Ceux de Marc sont intacts et ils pourraient s’intituler « Horizon vertical », même si leur père ne cite jamais Juarroz, dans la mesure où il le rejoint par le mouvement vertical de sa pensée poétique : « j’écris le ciel sur ma route » ou bien « Ma page est tournée vers le ciel », note-t-il simplement.

Le poète répète « aujourd’hui » et, ce disant, il assigne à ce mot la force d’un éternel recommencement. Et le poème se recrée à chaque lecture d’où émane une lumière : « la lumière/c’est le mot qu’il me faut. ». Voilà qui rappelle ses « Poèmes sous la lampe » (L’Harmattan, 2010).

De page en page, les textes courts, ramassés, ont cette force des coups de poing où ne passe nulle violence. Un style décanté. Des images peu abondantes, discrètes et justes. L’auteur s’en convainc : « Mes poèmes je les muscle aussi/avec les poids et les haltères/de l’urgence de vivre ». Oui, et sans tuer leur naturel. Sans décomposer leur silhouette, si bien que la page, gardant visage humain, tend la main au lecteur.

Rares sont les recueils où le poète ne semble pas tricher, même un peu. Ici, il avance au coude-à-coude avec les mots, car « Le jour se fait là où tu es/quand tu acceptes d’où tu viens. »

Et le sens inspiré, porté par l’anaphore, se pare de toutes les couleurs de la vie, « pour ne pas partir en morceaux ». Et si le doute persiste, on le devine porteur de vers qui peuvent avoir « des griffes ».

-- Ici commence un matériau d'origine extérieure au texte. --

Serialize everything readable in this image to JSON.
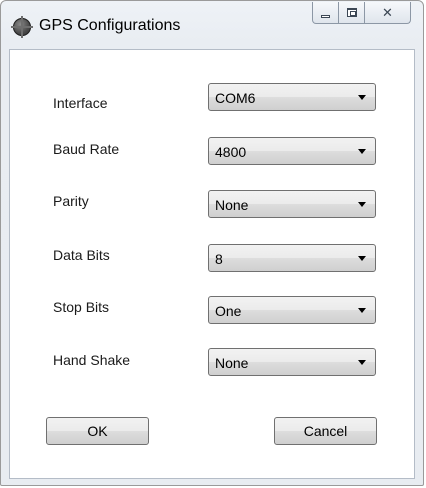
{
  "window": {
    "title": "GPS Configurations",
    "app_icon": "globe-icon",
    "controls": {
      "minimize_icon": "minimize-icon",
      "maximize_icon": "maximize-icon",
      "close_icon": "close-icon",
      "close_glyph": "✕"
    }
  },
  "form": {
    "fields": [
      {
        "label": "Interface",
        "value": "COM6"
      },
      {
        "label": "Baud Rate",
        "value": "4800"
      },
      {
        "label": "Parity",
        "value": "None"
      },
      {
        "label": "Data Bits",
        "value": "8"
      },
      {
        "label": "Stop Bits",
        "value": "One"
      },
      {
        "label": "Hand Shake",
        "value": "None"
      }
    ]
  },
  "buttons": {
    "ok_label": "OK",
    "cancel_label": "Cancel"
  }
}
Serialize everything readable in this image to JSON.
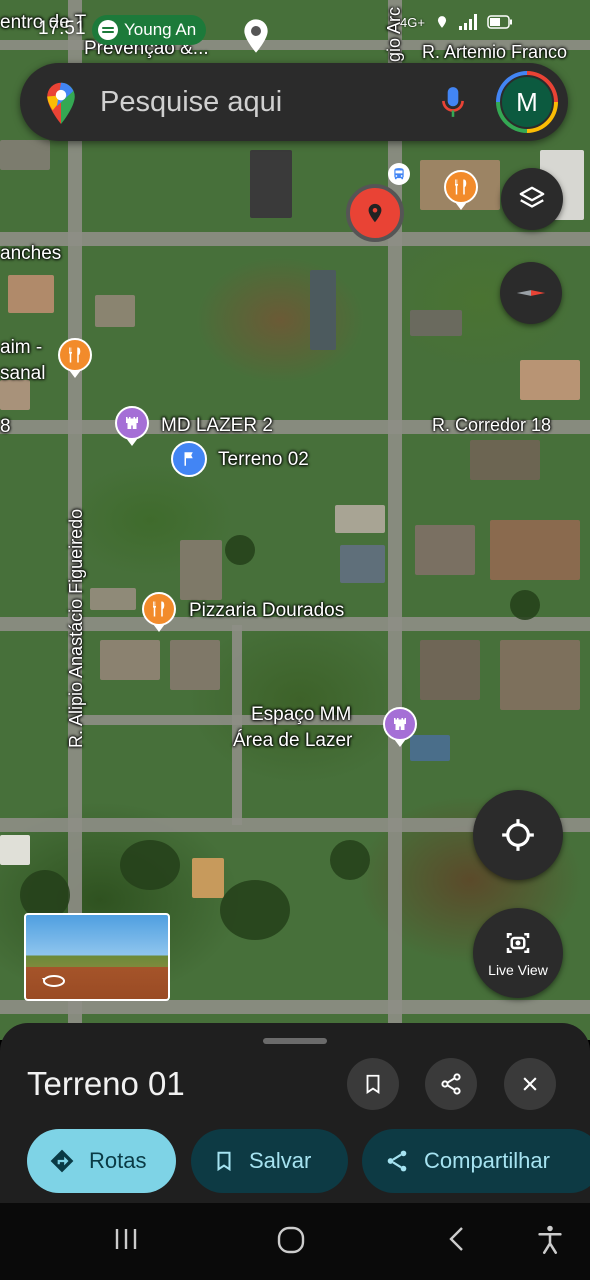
{
  "status_bar": {
    "time": "17:51",
    "spotify_text": "Young An",
    "network": "4G+"
  },
  "search": {
    "placeholder": "Pesquise aqui",
    "avatar_letter": "M"
  },
  "map": {
    "labels": {
      "top_left": "entro de T",
      "prevencao": "Prevençao &...",
      "r_artemio": "R. Artemio Franco",
      "lanches": "anches",
      "aim": "aim -",
      "sanal": "sanal",
      "left_b": "8",
      "md_lazer": "MD LAZER 2",
      "terreno_02": "Terreno 02",
      "r_corredor": "R. Corredor 18",
      "r_alipio": "R. Alipio Anastácio Figueiredo",
      "pizzaria": "Pizzaria Dourados",
      "espaco_mm_1": "Espaço MM",
      "espaco_mm_2": "Área de Lazer",
      "vertical_top": "gio Arc"
    },
    "live_view_label": "Live View"
  },
  "sheet": {
    "title": "Terreno 01",
    "directions": "Rotas",
    "save": "Salvar",
    "share": "Compartilhar"
  },
  "colors": {
    "food_pin": "#f28b2b",
    "leisure_pin": "#a56fd6",
    "selected_pin": "#e94335",
    "accent": "#7ed3e6"
  }
}
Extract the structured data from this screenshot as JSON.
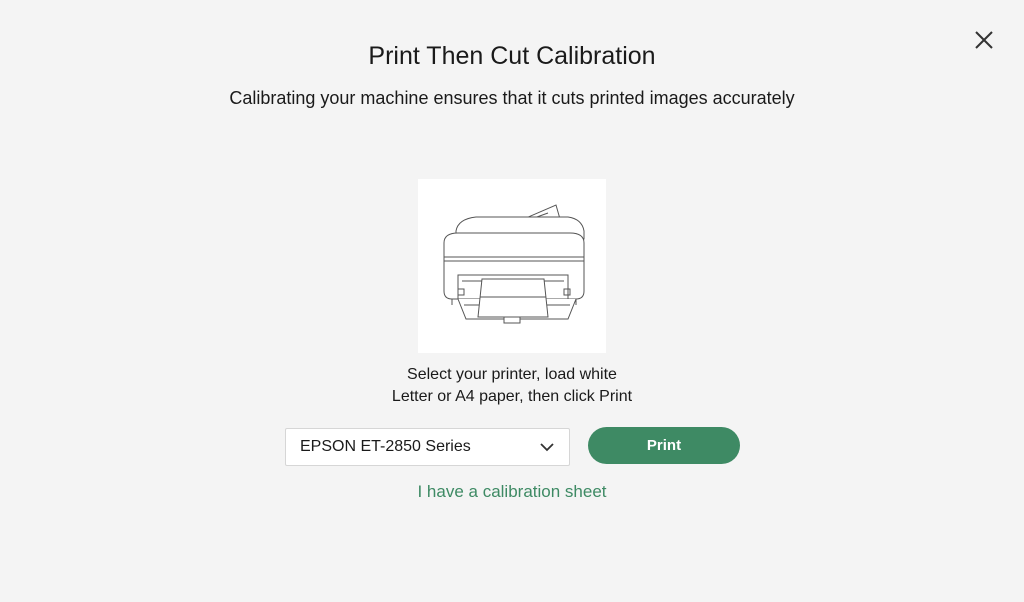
{
  "dialog": {
    "title": "Print Then Cut Calibration",
    "subtitle": "Calibrating your machine ensures that it cuts printed images accurately",
    "close_icon": "close-icon",
    "illustration_icon": "printer-illustration",
    "instructions_line1": "Select your printer, load white",
    "instructions_line2": "Letter or A4 paper, then click Print",
    "printer_select": {
      "value": "EPSON ET-2850 Series",
      "icon": "chevron-down-icon"
    },
    "print_button_label": "Print",
    "calibration_link": "I have a calibration sheet"
  },
  "colors": {
    "background": "#f4f4f4",
    "accent": "#3e8a64",
    "card": "#ffffff"
  }
}
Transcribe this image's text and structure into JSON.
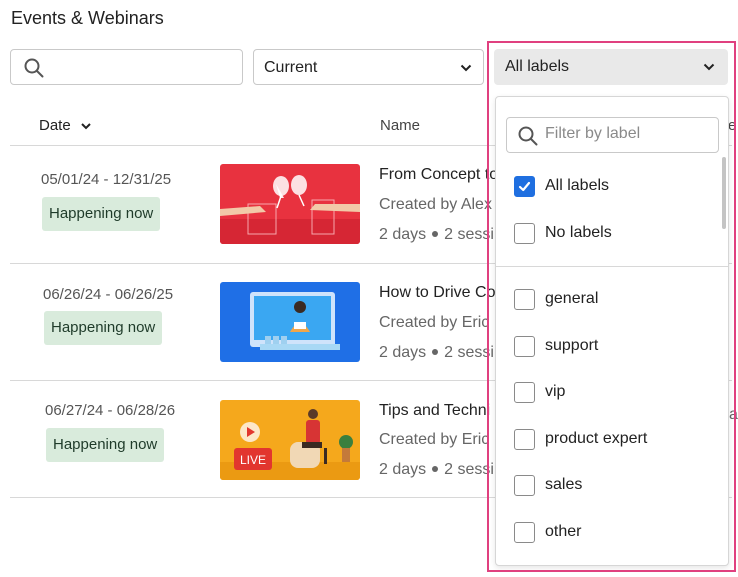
{
  "page": {
    "title": "Events & Webinars"
  },
  "filters": {
    "search_placeholder": "",
    "status_value": "Current",
    "labels_value": "All labels"
  },
  "table": {
    "columns": {
      "date": "Date",
      "name": "Name",
      "extra": "e"
    },
    "rows": [
      {
        "date": "05/01/24 - 12/31/25",
        "badge": "Happening now",
        "title": "From Concept to",
        "creator": "Created by Alex",
        "duration": "2 days",
        "sessions": "2 sessi",
        "extra": ""
      },
      {
        "date": "06/26/24 - 06/26/25",
        "badge": "Happening now",
        "title": "How to Drive Co",
        "creator": "Created by Eric",
        "duration": "2 days",
        "sessions": "2 sessi",
        "extra": ""
      },
      {
        "date": "06/27/24 - 06/28/26",
        "badge": "Happening now",
        "title": "Tips and Techni",
        "creator": "Created by Eric",
        "duration": "2 days",
        "sessions": "2 sessi",
        "extra": "a"
      }
    ]
  },
  "dropdown": {
    "filter_placeholder": "Filter by label",
    "options": [
      {
        "label": "All labels",
        "checked": true
      },
      {
        "label": "No labels",
        "checked": false
      },
      {
        "label": "general",
        "checked": false
      },
      {
        "label": "support",
        "checked": false
      },
      {
        "label": "vip",
        "checked": false
      },
      {
        "label": "product expert",
        "checked": false
      },
      {
        "label": "sales",
        "checked": false
      },
      {
        "label": "other",
        "checked": false
      }
    ]
  },
  "thumbnails": [
    {
      "icon": "toast-glasses-image",
      "bg": "#e8323f"
    },
    {
      "icon": "presenter-screen-image",
      "bg": "#1f6fe6"
    },
    {
      "icon": "live-stream-image",
      "bg": "#f5a81c",
      "badge_text": "LIVE"
    }
  ],
  "colors": {
    "accent": "#1f6fe0",
    "badge_bg": "#d9ebdc",
    "highlight": "#e0407f"
  }
}
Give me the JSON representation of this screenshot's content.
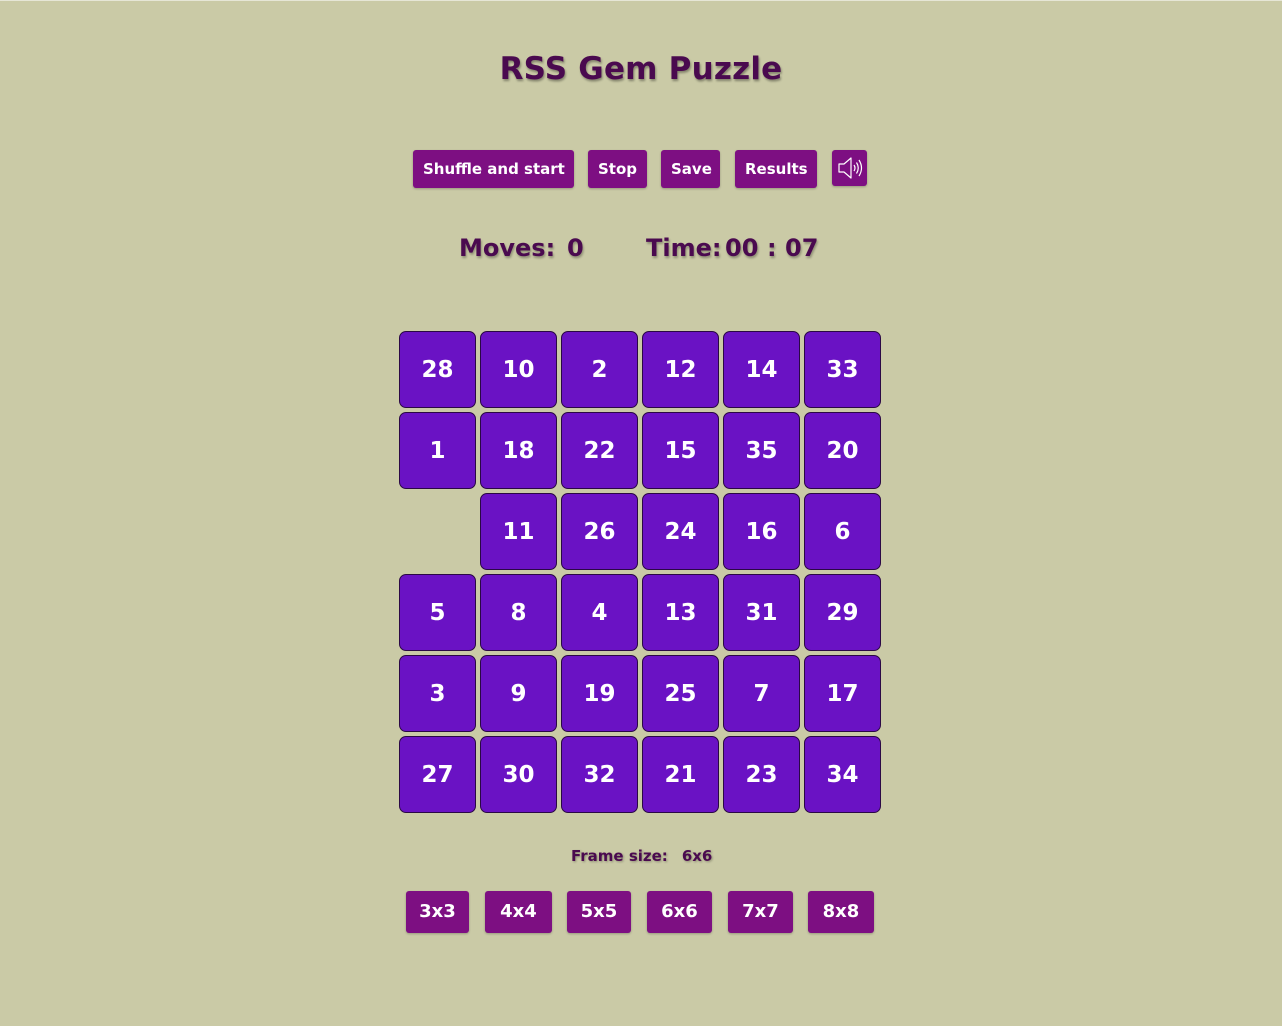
{
  "title": "RSS Gem Puzzle",
  "toolbar": {
    "shuffle_label": "Shuffle and start",
    "stop_label": "Stop",
    "save_label": "Save",
    "results_label": "Results",
    "sound_icon": "speaker-icon"
  },
  "stats": {
    "moves_label": "Moves:",
    "moves_value": "0",
    "time_label": "Time:",
    "time_minutes": "00",
    "time_separator": ":",
    "time_seconds": "07"
  },
  "board": {
    "size": 6,
    "tiles": [
      28,
      10,
      2,
      12,
      14,
      33,
      1,
      18,
      22,
      15,
      35,
      20,
      null,
      11,
      26,
      24,
      16,
      6,
      5,
      8,
      4,
      13,
      31,
      29,
      3,
      9,
      19,
      25,
      7,
      17,
      27,
      30,
      32,
      21,
      23,
      34
    ]
  },
  "frame": {
    "label": "Frame size:",
    "value": "6x6"
  },
  "size_options": [
    "3x3",
    "4x4",
    "5x5",
    "6x6",
    "7x7",
    "8x8"
  ],
  "colors": {
    "background": "#cacaa6",
    "button": "#7d0f82",
    "tile": "#6a12c4",
    "text_dark": "#4a0a4f"
  }
}
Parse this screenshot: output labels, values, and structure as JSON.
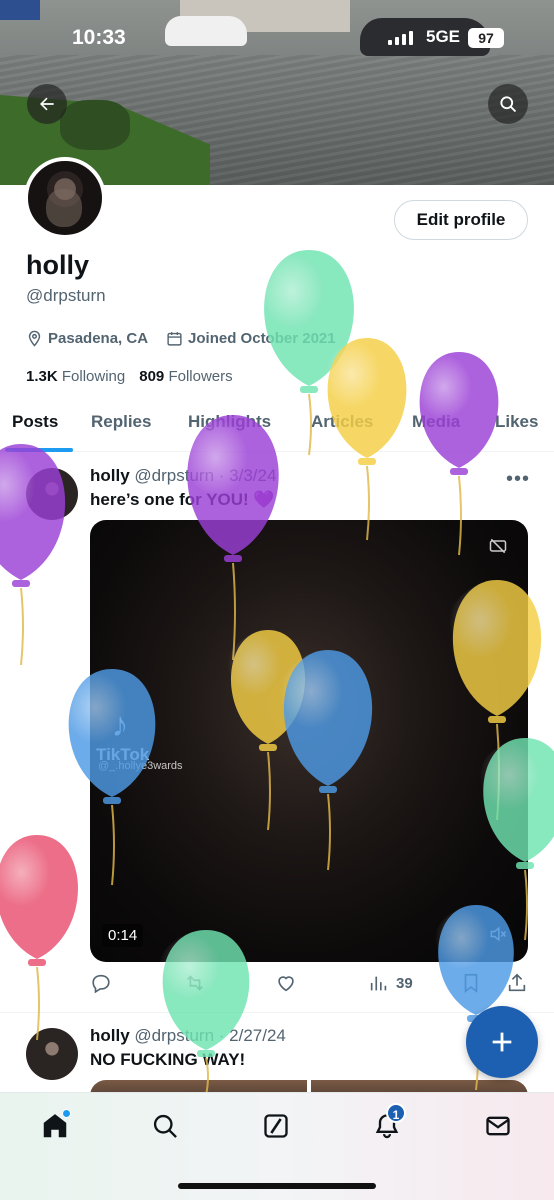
{
  "status_bar": {
    "time": "10:33",
    "network": "5GE",
    "battery": "97"
  },
  "profile": {
    "display_name": "holly",
    "handle": "@drpsturn",
    "edit_label": "Edit profile",
    "location": "Pasadena, CA",
    "joined": "Joined October 2021",
    "following_count": "1.3K",
    "following_label": "Following",
    "followers_count": "809",
    "followers_label": "Followers"
  },
  "tabs": [
    {
      "label": "Posts",
      "active": true
    },
    {
      "label": "Replies"
    },
    {
      "label": "Highlights"
    },
    {
      "label": "Articles"
    },
    {
      "label": "Media"
    },
    {
      "label": "Likes"
    }
  ],
  "posts": [
    {
      "name": "holly",
      "handle": "@drpsturn",
      "date": "· 3/3/24",
      "text": "here’s one for YOU! 💜",
      "video": {
        "watermark": "TikTok",
        "tiktok_user": "@_.hollye3wards",
        "duration": "0:14"
      },
      "views": "39"
    },
    {
      "name": "holly",
      "handle": "@drpsturn",
      "date": "· 2/27/24",
      "text": "NO FUCKING WAY!"
    }
  ],
  "bottom_nav": {
    "notifications_badge": "1"
  },
  "icons": [
    "back-arrow-icon",
    "search-icon",
    "location-pin-icon",
    "calendar-icon",
    "more-icon",
    "reply-icon",
    "repost-icon",
    "like-icon",
    "views-icon",
    "bookmark-icon",
    "share-icon",
    "compose-icon",
    "home-icon",
    "grok-icon",
    "bell-icon",
    "mail-icon"
  ],
  "colors": {
    "accent": "#1d9bf0",
    "fab": "#1d5fb0",
    "text": "#0f1419",
    "secondary": "#536471"
  }
}
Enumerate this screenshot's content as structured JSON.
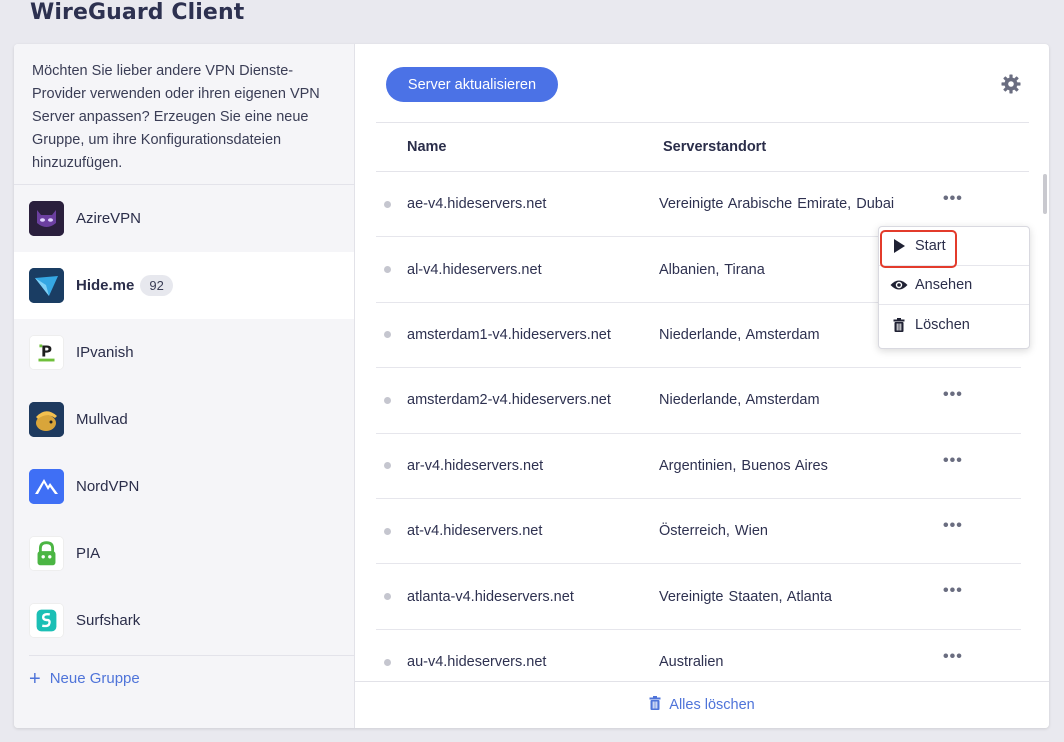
{
  "app": {
    "title": "WireGuard Client"
  },
  "sidebar": {
    "intro": "Möchten Sie lieber andere VPN Dienste-Provider verwenden oder ihren eigenen VPN Server anpassen? Erzeugen Sie eine neue Gruppe, um ihre Konfigurationsdateien hinzuzufügen.",
    "groups": [
      {
        "label": "AzireVPN",
        "icon": "azirevpn-logo-icon",
        "color": "#2a1f3d"
      },
      {
        "label": "Hide.me",
        "icon": "hideme-logo-icon",
        "color": "#1a3d63",
        "count": "92",
        "active": true
      },
      {
        "label": "IPvanish",
        "icon": "ipvanish-logo-icon",
        "color": "#ffffff"
      },
      {
        "label": "Mullvad",
        "icon": "mullvad-logo-icon",
        "color": "#1e3a5f"
      },
      {
        "label": "NordVPN",
        "icon": "nordvpn-logo-icon",
        "color": "#3f6ff5"
      },
      {
        "label": "PIA",
        "icon": "pia-logo-icon",
        "color": "#4bb543"
      },
      {
        "label": "Surfshark",
        "icon": "surfshark-logo-icon",
        "color": "#1bbfb5"
      }
    ],
    "new_group": "Neue Gruppe"
  },
  "main": {
    "refresh_label": "Server aktualisieren",
    "settings_icon": "gear-icon",
    "columns": {
      "name": "Name",
      "location": "Serverstandort"
    },
    "servers": [
      {
        "name": "ae-v4.hideservers.net",
        "location": "Vereinigte Arabische Emirate, Dubai"
      },
      {
        "name": "al-v4.hideservers.net",
        "location": "Albanien, Tirana"
      },
      {
        "name": "amsterdam1-v4.hideservers.net",
        "location": "Niederlande, Amsterdam"
      },
      {
        "name": "amsterdam2-v4.hideservers.net",
        "location": "Niederlande, Amsterdam"
      },
      {
        "name": "ar-v4.hideservers.net",
        "location": "Argentinien, Buenos Aires"
      },
      {
        "name": "at-v4.hideservers.net",
        "location": "Österreich, Wien"
      },
      {
        "name": "atlanta-v4.hideservers.net",
        "location": "Vereinigte Staaten, Atlanta"
      },
      {
        "name": "au-v4.hideservers.net",
        "location": "Australien"
      }
    ],
    "clear_all": "Alles löschen"
  },
  "context_menu": {
    "items": [
      {
        "label": "Start",
        "icon": "play-icon"
      },
      {
        "label": "Ansehen",
        "icon": "eye-icon"
      },
      {
        "label": "Löschen",
        "icon": "trash-icon"
      }
    ]
  },
  "colors": {
    "accent": "#4b72e6",
    "link": "#4f74d9",
    "highlight": "#e33b2b"
  }
}
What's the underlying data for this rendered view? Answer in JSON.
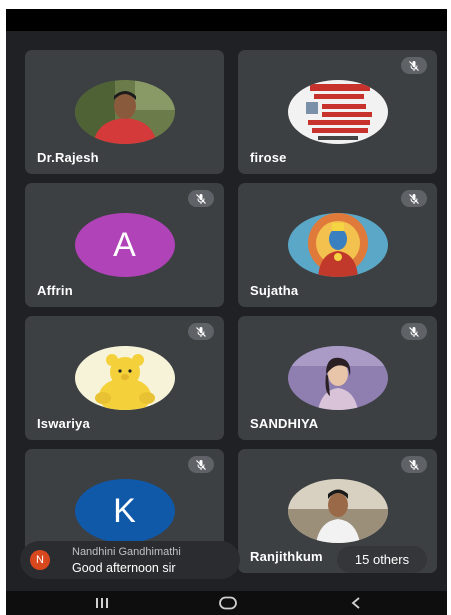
{
  "participants": [
    {
      "name": "Dr.Rajesh",
      "muted": false,
      "avatar": "photo-man-red-shirt"
    },
    {
      "name": "firose",
      "muted": true,
      "avatar": "photo-red-text-poster"
    },
    {
      "name": "Affrin",
      "muted": true,
      "avatar": "letter",
      "initial": "A",
      "color": "#b043b7"
    },
    {
      "name": "Sujatha",
      "muted": true,
      "avatar": "photo-deity"
    },
    {
      "name": "Iswariya",
      "muted": true,
      "avatar": "photo-yellow-teddy"
    },
    {
      "name": "SANDHIYA",
      "muted": true,
      "avatar": "photo-woman-portrait"
    },
    {
      "name": "",
      "muted": true,
      "avatar": "letter",
      "initial": "K",
      "color": "#1059a9"
    },
    {
      "name": "Ranjithkum",
      "muted": true,
      "avatar": "photo-young-man"
    }
  ],
  "chat": {
    "initial": "N",
    "initial_color": "#d7481f",
    "sender": "Nandhini Gandhimathi",
    "message": "Good afternoon sir"
  },
  "others_label": "15 others",
  "nav": {
    "icons": [
      "recents-icon",
      "home-icon",
      "back-icon"
    ]
  }
}
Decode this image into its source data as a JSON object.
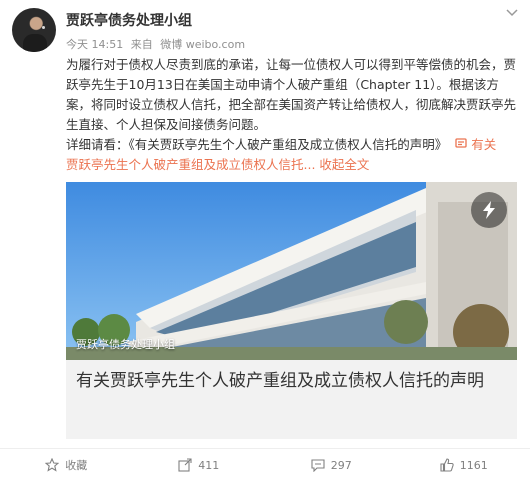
{
  "post": {
    "author": "贾跃亭债务处理小组",
    "time": "今天 14:51",
    "source_prefix": "来自",
    "source": "微博 weibo.com",
    "body_paragraph": "为履行对于债权人尽责到底的承诺，让每一位债权人可以得到平等偿债的机会，贾跃亭先生于10月13日在美国主动申请个人破产重组（Chapter 11）。根据该方案，将同时设立债权人信托，把全部在美国资产转让给债权人，彻底解决贾跃亭先生直接、个人担保及间接债务问题。",
    "detail_prefix": "详细请看：《有关贾跃亭先生个人破产重组及成立债权人信托的声明》",
    "detail_link": "有关",
    "detail_link_line2": "贾跃亭先生个人破产重组及成立债权人信托...",
    "collapse_label": "收起全文"
  },
  "card": {
    "image_label": "贾跃亭债务处理小组",
    "title": "有关贾跃亭先生个人破产重组及成立债权人信托的声明"
  },
  "actions": {
    "favorite_label": "收藏",
    "repost_count": "411",
    "comment_count": "297",
    "like_count": "1161"
  },
  "colors": {
    "link": "#eb7350",
    "meta_text": "#8f8f8f",
    "card_bg": "#f2f2f2"
  },
  "icons": [
    "chevron-down-icon",
    "link-icon",
    "flash-icon",
    "star-icon",
    "repost-icon",
    "comment-icon",
    "like-icon"
  ]
}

On n’en finirait pas de parler de ce livre magnifique où l’éternel « veilleur » atteint une justesse exceptionnelle de ton, de pensée et d’émotion. « J’aimerais être une lampe/qui pardonne et qui rassemble », avoue-t-il. Mais il l’est, son livre l’est, ses vers l’attestent ! Et si des mots lui « manquent », ils reviendront par la voie sans « orgueil » ainsi que « des enfants prodigues ».

Ce n’est pas un hasard si Gilles Baudry a signé la préface : les deux hommes se connaissent et s’estiment, mais surtout, leur poésie à tous deux fait signe et sens dans la même direction.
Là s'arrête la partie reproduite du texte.